Trente-huit degrés relevés en Sibérie. Jamais la planète n’avait connu un tel record de chaleur. D’après les météorologues, il s’agit de la température la plus chaude jamais enregistrée au nord du cercle polaire. Nous vivons le début d’été le plus suffocant depuis cent trente ans.
Le réchauffement climatique s’accélère, à une allure qui devrait nous glacer. D’ici à 2100, 30 % du pergélisol (« permafrost » en anglais), cette couche de glace qui couvre un cinquième de la planète, pourrait fondre. Or elle contient de nombreuses souches de virus, inconnus ou oubliés, du mercure du méthane et du gaz carbonique, qui vont se libérer. Les bactéries risquent aussi de prospérer. Vu du futur, l’épisode Covid-19 finira par ressembler à une simple « grippette », en effet.

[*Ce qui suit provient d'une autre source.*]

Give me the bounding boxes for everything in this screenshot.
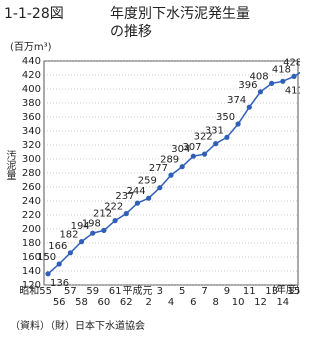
data-label: 304 [171, 144, 190, 155]
chart: 1-1-28図 年度別下水汚泥発生量 の推移 (百万m³) (年度) （資料）（… [4, 6, 300, 332]
data-point [101, 227, 107, 233]
y-tick-label: 360 [22, 112, 41, 123]
x-tick-label: 2 [145, 297, 151, 308]
y-tick-label: 280 [22, 168, 41, 179]
data-label: 166 [48, 241, 67, 252]
x-tick-label: 56 [53, 297, 66, 308]
data-point [45, 271, 51, 277]
x-tick-label: 61 [109, 286, 122, 297]
data-point [112, 218, 118, 224]
x-tick-label: 5 [179, 286, 185, 297]
y-tick-label: 120 [22, 280, 41, 291]
data-label: 396 [238, 80, 257, 91]
y-tick-label: 260 [22, 182, 41, 193]
chart-title-line2: の推移 [110, 24, 152, 40]
y-tick-label: 420 [22, 70, 41, 81]
x-tick-label: 8 [213, 297, 219, 308]
data-label: 350 [216, 112, 235, 123]
chart-title: 年度別下水汚泥発生量 [110, 6, 250, 22]
x-tick-label: 58 [75, 297, 88, 308]
data-point [168, 172, 174, 178]
y-tick-label: 180 [22, 238, 41, 249]
y-tick-label: 300 [22, 154, 41, 165]
y-tick-label: 160 [22, 252, 41, 263]
data-point [67, 250, 73, 256]
x-tick-label: 15 [288, 286, 300, 297]
data-label: 374 [227, 95, 246, 106]
data-label: 428 [283, 57, 300, 68]
data-point [257, 89, 264, 95]
y-tick-label: 200 [22, 224, 41, 235]
y-tick-label: 140 [22, 266, 41, 277]
y-tick-label: 400 [22, 84, 41, 95]
x-tick-label: 平成元 [122, 285, 152, 297]
x-tick-label: 11 [243, 286, 256, 297]
data-point [213, 141, 219, 147]
x-tick-label: 12 [254, 297, 267, 308]
data-point [291, 73, 297, 79]
data-point [134, 200, 141, 206]
data-label: 411 [285, 85, 300, 96]
data-point [280, 78, 286, 84]
data-label: 194 [71, 221, 90, 232]
x-tick-label: 62 [120, 297, 133, 308]
data-label: 259 [138, 176, 157, 187]
data-label: 136 [50, 278, 69, 289]
data-label: 212 [93, 209, 112, 220]
data-point [123, 211, 129, 217]
data-point [56, 261, 62, 267]
x-tick-label: 59 [86, 286, 99, 297]
data-point [78, 239, 85, 245]
data-label: 244 [127, 186, 146, 197]
data-label: 322 [194, 132, 213, 143]
x-tick-label: 4 [168, 297, 174, 308]
x-tick-label: 6 [190, 297, 196, 308]
data-point [235, 121, 241, 127]
x-tick-label: 7 [201, 286, 207, 297]
x-tick-label: 9 [224, 286, 230, 297]
x-tick-label: 3 [157, 286, 163, 297]
title-number: 1-1-28図 [4, 6, 64, 22]
y-tick-label: 340 [22, 126, 41, 137]
y-label: 汚泥量 [4, 149, 16, 180]
data-label: 289 [160, 155, 179, 166]
x-tick-label: 57 [64, 286, 77, 297]
x-unit: (年度) [272, 283, 300, 296]
source: （資料）（財）日本下水道協会 [10, 319, 145, 332]
data-point [90, 230, 96, 236]
data-label: 277 [149, 163, 168, 174]
data-point [179, 164, 185, 170]
data-point [146, 195, 152, 201]
data-point [201, 151, 208, 157]
y-tick-label: 320 [22, 140, 41, 151]
data-point [269, 80, 275, 86]
data-point [190, 153, 196, 159]
data-point [246, 104, 252, 110]
x-tick-label: 14 [276, 297, 289, 308]
data-label: 182 [59, 230, 78, 241]
y-tick-label: 440 [22, 56, 41, 67]
data-label: 198 [82, 218, 101, 229]
data-label: 222 [104, 202, 123, 213]
x-tick-label: 13 [265, 286, 278, 297]
y-tick-label: 220 [22, 210, 41, 221]
data-label: 150 [37, 252, 56, 263]
x-tick-label: 10 [232, 297, 245, 308]
y-tick-label: 240 [22, 196, 41, 207]
y-label-text: 汚泥量 [4, 149, 16, 180]
data-label: 408 [250, 71, 269, 82]
y-unit: (百万m³) [10, 41, 52, 53]
data-label: 237 [115, 191, 134, 202]
data-point [224, 134, 230, 140]
data-label: 418 [272, 64, 291, 75]
x-tick-label: 昭和55 [19, 285, 52, 297]
data-label: 331 [205, 125, 224, 136]
data-point [157, 185, 163, 191]
data-label: 307 [182, 142, 201, 153]
y-tick-label: 380 [22, 98, 41, 109]
x-tick-label: 60 [98, 297, 111, 308]
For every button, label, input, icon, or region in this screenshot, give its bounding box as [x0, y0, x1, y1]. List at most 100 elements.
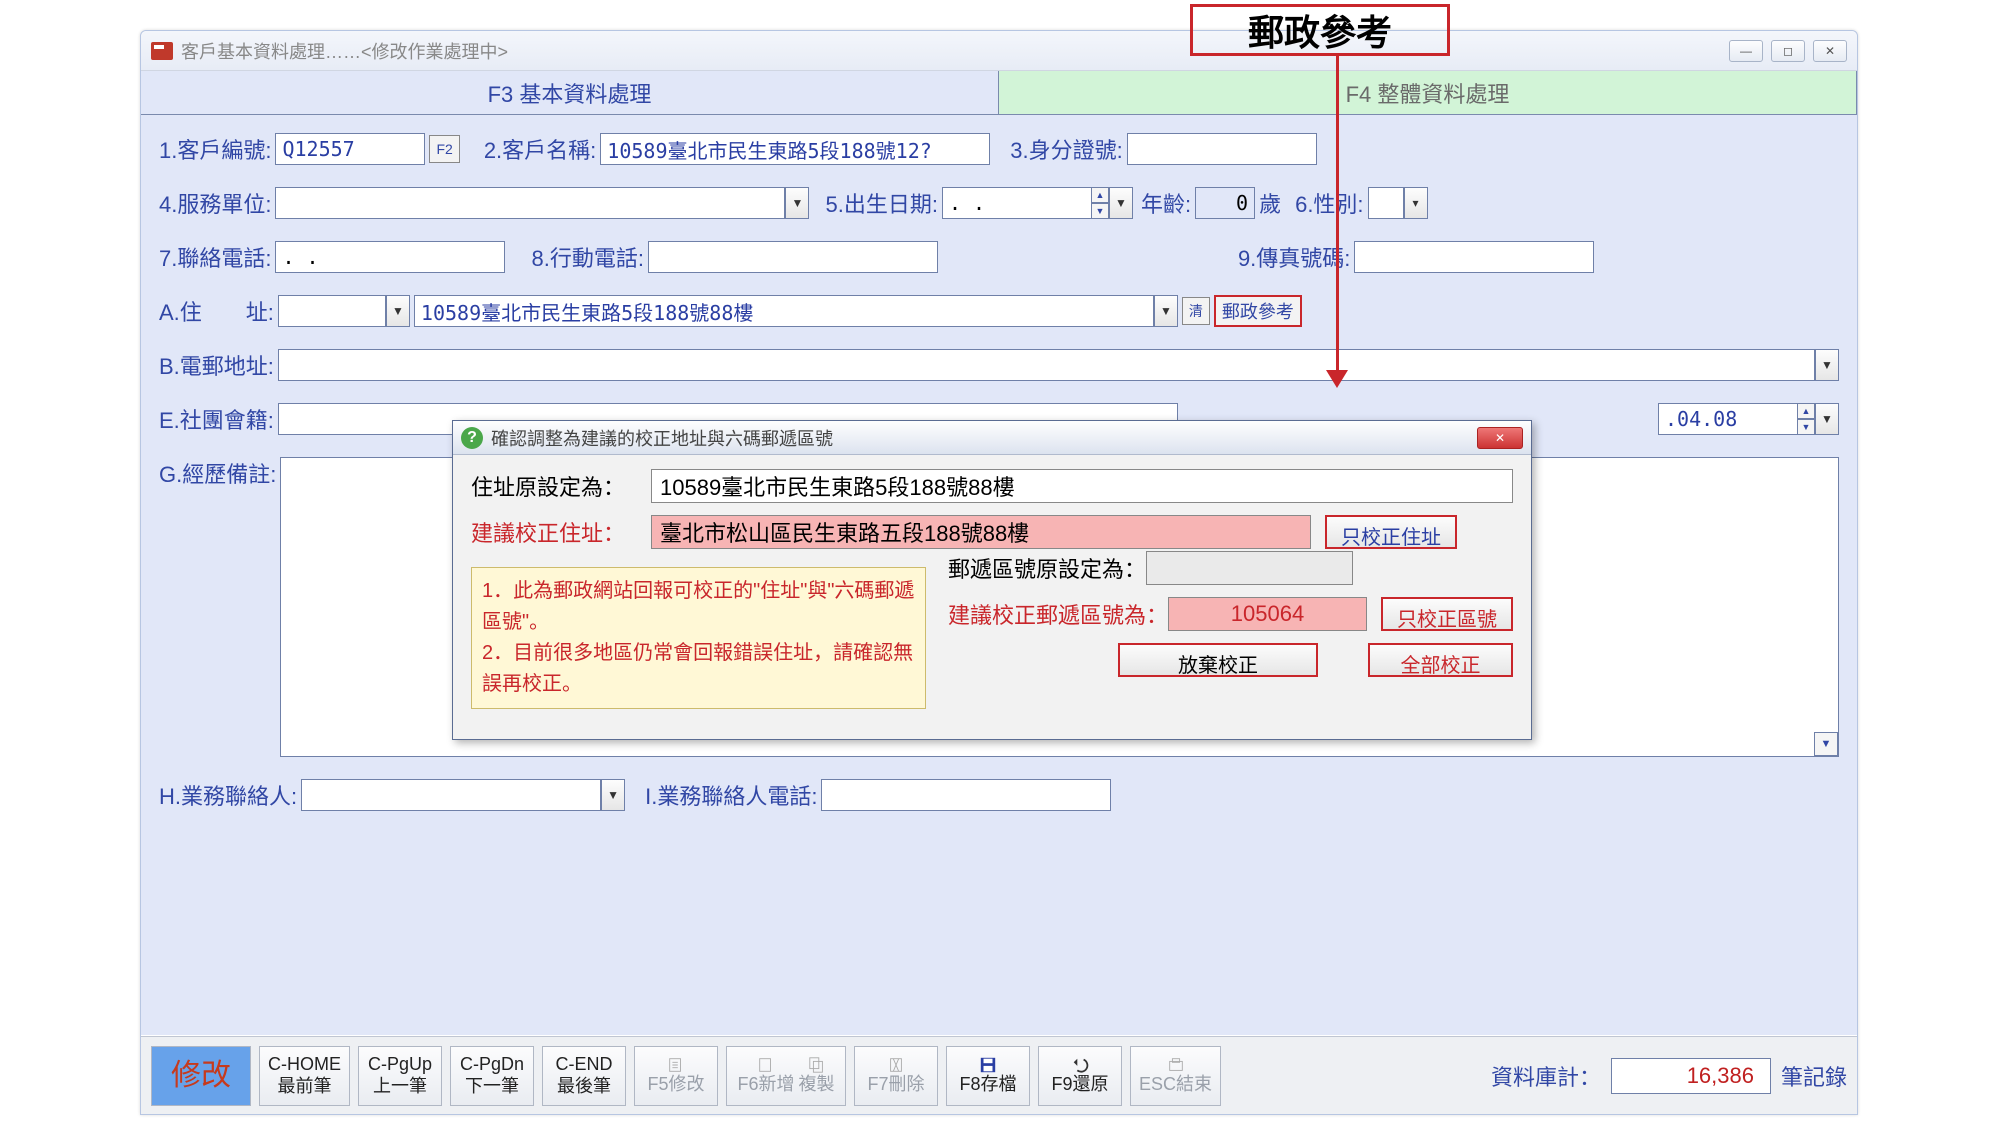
fix-all-button[interactable]: 全部校正 — [1368, 643, 1513, 677]
fix-address-only-button[interactable]: 只校正住址 — [1325, 515, 1457, 549]
dialog-title: 確認調整為建議的校正地址與六碼郵遞區號 — [491, 425, 833, 451]
postal-correction-dialog: ? 確認調整為建議的校正地址與六碼郵遞區號 ✕ 住址原設定為： 10589臺北市… — [452, 420, 1532, 740]
undo-icon — [1070, 1056, 1090, 1074]
label-suggested-address: 建議校正住址： — [471, 516, 651, 548]
mode-modify-button[interactable]: 修改 — [151, 1046, 251, 1106]
input-id-number[interactable] — [1127, 133, 1317, 165]
close-button[interactable]: ✕ — [1813, 40, 1847, 62]
input-mobile[interactable] — [648, 241, 938, 273]
label-address: A.住 址: — [159, 295, 274, 327]
input-customer-name[interactable]: 10589臺北市民生東路5段188號12? — [600, 133, 990, 165]
field-suggested-address: 臺北市松山區民生東路五段188號88樓 — [651, 515, 1311, 549]
clear-address-button[interactable]: 清 — [1182, 297, 1210, 325]
db-count-suffix: 筆記錄 — [1781, 1060, 1847, 1092]
dropdown-service-unit[interactable]: ▼ — [785, 187, 809, 219]
hint-line-1: 1．此為郵政網站回報可校正的"住址"與"六碼郵遞區號"。 — [482, 576, 915, 638]
esc-exit-button[interactable]: ESC結束 — [1130, 1046, 1221, 1106]
record-count-display: 資料庫計： 16,386 筆記錄 — [1491, 1058, 1847, 1094]
field-suggested-zip: 105064 — [1168, 597, 1367, 631]
f7-delete-button[interactable]: F7刪除 — [854, 1046, 938, 1106]
tab-overall-data[interactable]: F4 整體資料處理 — [999, 71, 1857, 114]
input-contact-name[interactable] — [301, 779, 601, 811]
dialog-hints: 1．此為郵政網站回報可校正的"住址"與"六碼郵遞區號"。 2．目前很多地區仍常會… — [471, 567, 926, 709]
scroll-down-icon[interactable]: ▼ — [1814, 732, 1838, 756]
input-membership-date[interactable]: .04.08 — [1658, 403, 1798, 435]
window-title: 客戶基本資料處理……<修改作業處理中> — [181, 38, 508, 64]
label-gender: 6.性別: — [1295, 187, 1363, 219]
label-orig-zip: 郵遞區號原設定為： — [948, 552, 1146, 584]
dropdown-contact-name[interactable]: ▼ — [601, 779, 625, 811]
toolbar: 修改 C-HOME最前筆 C-PgUp上一筆 C-PgDn下一筆 C-END最後… — [141, 1036, 1857, 1114]
f9-restore-button[interactable]: F9還原 — [1038, 1046, 1122, 1106]
input-birthdate[interactable]: . . — [942, 187, 1092, 219]
db-count-value: 16,386 — [1611, 1058, 1771, 1094]
new-icon — [756, 1056, 776, 1074]
copy-icon — [807, 1056, 827, 1074]
label-contact-name: H.業務聯絡人: — [159, 779, 297, 811]
tab-bar: F3 基本資料處理 F4 整體資料處理 — [141, 71, 1857, 115]
label-suggested-zip: 建議校正郵遞區號為： — [948, 598, 1168, 630]
input-contact-phone[interactable] — [821, 779, 1111, 811]
lookup-button-f2[interactable]: F2 — [429, 135, 459, 163]
dropdown-address-prefix[interactable]: ▼ — [386, 295, 410, 327]
label-notes: G.經歷備註: — [159, 457, 276, 489]
spinner-birthdate[interactable]: ▲▼ — [1091, 187, 1109, 219]
label-birthdate: 5.出生日期: — [825, 187, 937, 219]
label-membership: E.社團會籍: — [159, 403, 274, 435]
spinner-membership-date[interactable]: ▲▼ — [1797, 403, 1815, 435]
db-count-label: 資料庫計： — [1491, 1060, 1601, 1092]
dropdown-address[interactable]: ▼ — [1154, 295, 1178, 327]
field-orig-address: 10589臺北市民生東路5段188號88樓 — [651, 469, 1513, 503]
delete-icon — [886, 1056, 906, 1074]
dropdown-gender[interactable]: ▾ — [1404, 187, 1428, 219]
f5-edit-button[interactable]: F5修改 — [634, 1046, 718, 1106]
maximize-button[interactable]: ◻ — [1771, 40, 1805, 62]
annotation-arrow-line — [1336, 56, 1339, 372]
nav-home-button[interactable]: C-HOME最前筆 — [259, 1046, 350, 1106]
question-icon: ? — [461, 427, 483, 449]
display-age: 0 — [1195, 187, 1255, 219]
label-contact-phone: I.業務聯絡人電話: — [645, 779, 817, 811]
dialog-titlebar: ? 確認調整為建議的校正地址與六碼郵遞區號 ✕ — [453, 421, 1531, 455]
input-service-unit[interactable] — [275, 187, 785, 219]
label-email: B.電郵地址: — [159, 349, 274, 381]
label-fax: 9.傳真號碼: — [1238, 241, 1350, 273]
nav-prev-button[interactable]: C-PgUp上一筆 — [358, 1046, 442, 1106]
f6-add-button[interactable]: F6新增 複製 — [726, 1046, 846, 1106]
hint-line-2: 2．目前很多地區仍常會回報錯誤住址，請確認無誤再校正。 — [482, 638, 915, 700]
input-phone[interactable]: . . — [275, 241, 505, 273]
minimize-button[interactable]: — — [1729, 40, 1763, 62]
dialog-close-button[interactable]: ✕ — [1477, 427, 1523, 449]
dropdown-birthdate[interactable]: ▼ — [1109, 187, 1133, 219]
edit-icon — [666, 1056, 686, 1074]
app-icon — [151, 42, 173, 60]
input-email[interactable] — [278, 349, 1815, 381]
input-gender[interactable] — [1368, 187, 1404, 219]
input-customer-id[interactable]: Q12557 — [275, 133, 425, 165]
exit-icon — [1166, 1056, 1186, 1074]
tab-basic-data[interactable]: F3 基本資料處理 — [141, 71, 999, 114]
input-fax[interactable] — [1354, 241, 1594, 273]
label-phone: 7.聯絡電話: — [159, 241, 271, 273]
annotation-arrow-head — [1326, 370, 1348, 388]
label-id-number: 3.身分證號: — [1010, 133, 1122, 165]
nav-next-button[interactable]: C-PgDn下一筆 — [450, 1046, 534, 1106]
f8-save-button[interactable]: F8存檔 — [946, 1046, 1030, 1106]
annotation-callout: 郵政參考 — [1190, 4, 1450, 56]
input-address[interactable]: 10589臺北市民生東路5段188號88樓 — [414, 295, 1154, 327]
postal-reference-button[interactable]: 郵政參考 — [1214, 295, 1302, 327]
nav-end-button[interactable]: C-END最後筆 — [542, 1046, 626, 1106]
save-icon — [978, 1056, 998, 1074]
label-age: 年齡: — [1141, 187, 1191, 219]
label-customer-name: 2.客戶名稱: — [484, 133, 596, 165]
cancel-fix-button[interactable]: 放棄校正 — [1118, 643, 1318, 677]
dropdown-membership-date[interactable]: ▼ — [1815, 403, 1839, 435]
label-orig-address: 住址原設定為： — [471, 470, 651, 502]
dropdown-email[interactable]: ▼ — [1815, 349, 1839, 381]
label-service-unit: 4.服務單位: — [159, 187, 271, 219]
label-mobile: 8.行動電話: — [531, 241, 643, 273]
label-customer-id: 1.客戶編號: — [159, 133, 271, 165]
titlebar: 客戶基本資料處理……<修改作業處理中> — ◻ ✕ — [141, 31, 1857, 71]
fix-zip-only-button[interactable]: 只校正區號 — [1381, 597, 1513, 631]
input-address-prefix[interactable] — [278, 295, 386, 327]
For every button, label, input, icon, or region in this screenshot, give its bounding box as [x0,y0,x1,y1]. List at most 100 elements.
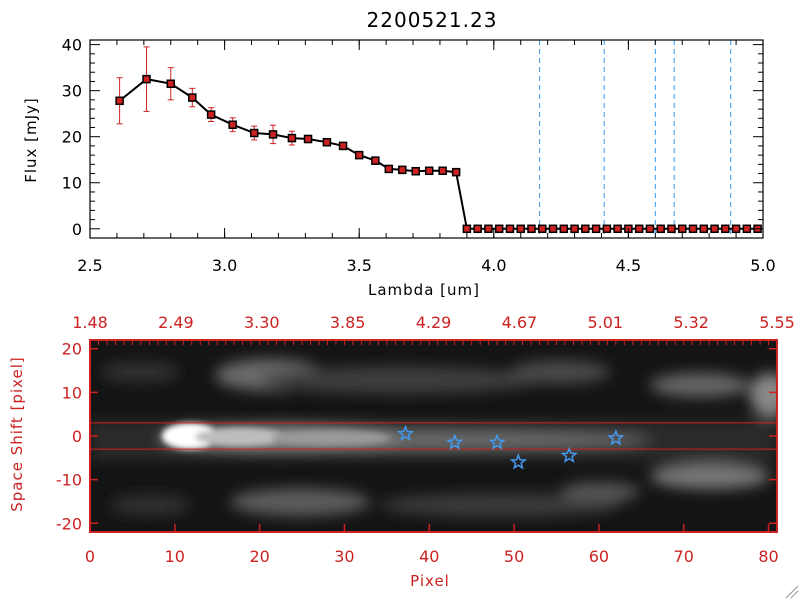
top-axis-tick-label: 4.29 [416,313,452,332]
data-point [677,224,687,234]
x-tick-label: 2.5 [77,256,102,275]
data-point [570,224,579,234]
top-axis-tick-label: 5.01 [587,313,623,332]
data-point [287,133,297,143]
top-axis-tick-label: 5.55 [759,313,795,332]
data-point [371,156,380,165]
data-point [516,224,525,234]
image-trace [162,423,390,449]
y-tick-label: 10 [62,383,82,402]
star-marker [509,453,528,470]
data-point [721,224,730,234]
x-tick-labels: 2.5 3.0 3.5 4.0 4.5 5.0 [77,256,775,275]
extraction-lines [90,422,777,450]
x-tick-label: 4.0 [481,256,506,275]
data-point [411,166,420,176]
x-tick-label: 0 [85,547,95,566]
data-point [322,137,332,147]
x-tick-label: 20 [249,547,269,566]
dashed-lines [466,40,763,238]
y-tick-label: 30 [62,82,82,101]
data-point [559,224,569,234]
data-point [602,224,612,234]
data-point [613,224,622,234]
star-marker [607,429,625,446]
series-line [118,78,758,230]
x-tick-label: 40 [419,547,439,566]
spectrogram-panel: 0 10 20 30 40 50 60 70 80 -20 -10 0 10 20 1.48 2.49 3.… [8,313,795,590]
x-tick-label: 3.5 [346,256,371,275]
data-point [581,224,590,234]
data-point [667,224,676,234]
x-axis-label: Pixel [410,572,450,590]
data-point [303,134,313,144]
x-tick-label: 4.5 [616,256,641,275]
x-tick-label: 70 [674,547,694,566]
x-tick-label: 10 [165,547,185,566]
y-tick-label: 0 [72,427,82,446]
y-tick-label: -20 [56,514,82,533]
data-point [188,93,197,102]
data-point [451,167,461,177]
top-axis-tick-label: 2.49 [158,313,194,332]
y-tick-label: -10 [56,471,82,490]
star-marker [488,433,506,450]
resize-grip-icon[interactable] [785,585,799,599]
star-markers [396,424,625,470]
error-bars [116,46,460,175]
top-axis-tick-labels: 1.48 2.49 3.30 3.85 4.29 4.67 5.01 5.32 5.55 [72,313,795,332]
chart-title: 2200521.23 [367,8,498,32]
top-axis-tick-label: 5.32 [673,313,709,332]
y-tick-label: 20 [62,128,82,147]
y-axis-label: Space Shift [pixel] [8,356,26,512]
data-point [656,224,665,234]
data-point [249,128,259,138]
data-point [548,224,558,234]
data-point [731,224,741,234]
x-tick-label: 60 [589,547,609,566]
data-point [473,224,482,234]
data-point [505,224,515,234]
star-marker [396,424,415,442]
axis-ticks [89,340,778,532]
x-axis-label: Lambda [um] [368,281,480,299]
data-point [527,224,536,234]
data-point [166,79,176,88]
data-point [115,96,124,106]
data-point [398,165,407,175]
y-tick-label: 10 [62,174,82,193]
x-tick-label: 30 [334,547,354,566]
data-point [710,224,719,234]
data-point [494,224,504,234]
y-tick-labels: -20 -10 0 10 20 [56,340,82,534]
data-point [354,150,364,160]
data-point [742,224,752,234]
data-point [462,224,472,234]
data-point [228,120,237,129]
top-axis-tick-label: 1.48 [72,313,108,332]
plot-frame [89,39,764,239]
spectrogram-image [90,340,777,532]
data-point [634,224,644,234]
data-point [268,130,278,139]
top-axis-tick-label: 3.85 [330,313,366,332]
x-tick-label: 3.0 [212,256,237,275]
data-point [338,141,348,151]
data-point [484,224,493,234]
y-axis-label: Flux [mJy] [22,97,40,183]
top-axis-tick-label: 3.30 [244,313,280,332]
y-tick-label: 40 [62,36,82,55]
x-tick-label: 80 [758,547,778,566]
star-marker [446,433,464,450]
top-axis-tick-label: 4.67 [502,313,538,332]
data-point [688,224,698,234]
x-tick-labels: 0 10 20 30 40 50 60 70 80 [85,547,779,566]
axis-ticks [89,40,764,238]
data-point [384,164,394,174]
data-point [206,110,216,119]
y-tick-label: 20 [62,340,82,359]
y-tick-label: 0 [72,220,82,239]
data-point [538,224,547,234]
series-markers [115,74,762,234]
data-point [645,224,655,234]
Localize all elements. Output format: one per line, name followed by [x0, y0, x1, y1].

Pendant ce temps, les conférences sur le réchauffement patinent. Le sommet mondial sur le climat est reporté à 2021 pour cause de coronavirus. Hautement responsables, les écologistes manifestent numériquement. Leur civisme nous épargne au moins un déluge de foyers épidémiques.
DÉSINVOLTURE
Nous ne pouvons pas en dire autant des insouciants sortis pour s’agglutiner et se chanter dessus à la Fête de la musique. Ni des rassemblements géants à répétition pour crier sa colère contre la police ou des statues. Depuis des lustres, les épidémies font flamber le racisme. Félicitons-nous d’avoir inversé la tendance… Reste à croiser les doigts pour que cet antiracisme ne fasse pas repartir le virus, puis le racisme en réaction.
Les soignants, au moins, avaient de vraies bonnes raisons d’être dans la rue. Si nous les oublions, si nous ne réformons pas en profondeur notre système de santé, l’hôpital va craquer. Cessons de croire que le décompte affolant des morts n’est qu’un épisode éphémère. Entre la fonte des glaces et les futurs coronavirus, les risques de canicule et l’arrivée de la génération « baby-boom » à l’âge critique, le nombre de décès quotidiens ne peut qu’exploser. Ce ne sera plus une « crise » exceptionnelle. Mais une longue et lourde décroissance de la population. Nous devons nous y préparer, surtout dans un pays aussi vieillissant que la France.
Plutôt que de réaliser des économies comme dans une entreprise, les agences régionales de santé ne devraient songer qu’à ça. Bâtir un plan national, multiplier nos lits, notre personnel hospitalier, créer une « génération soignante », préparer tout une chaîne permettant d’accompagner nos morts. C’est beaucoup moins sexy que de jouer aux Torquemada de « la race » contre des moulins à vent ou des statues. C’est pourtant le véritable défi de la génération qui vient. Elle le sait, elle n’a plus le privilège de pouvoir l’oublier. Nous habitons tous la même planète. Qui brûle, et fond.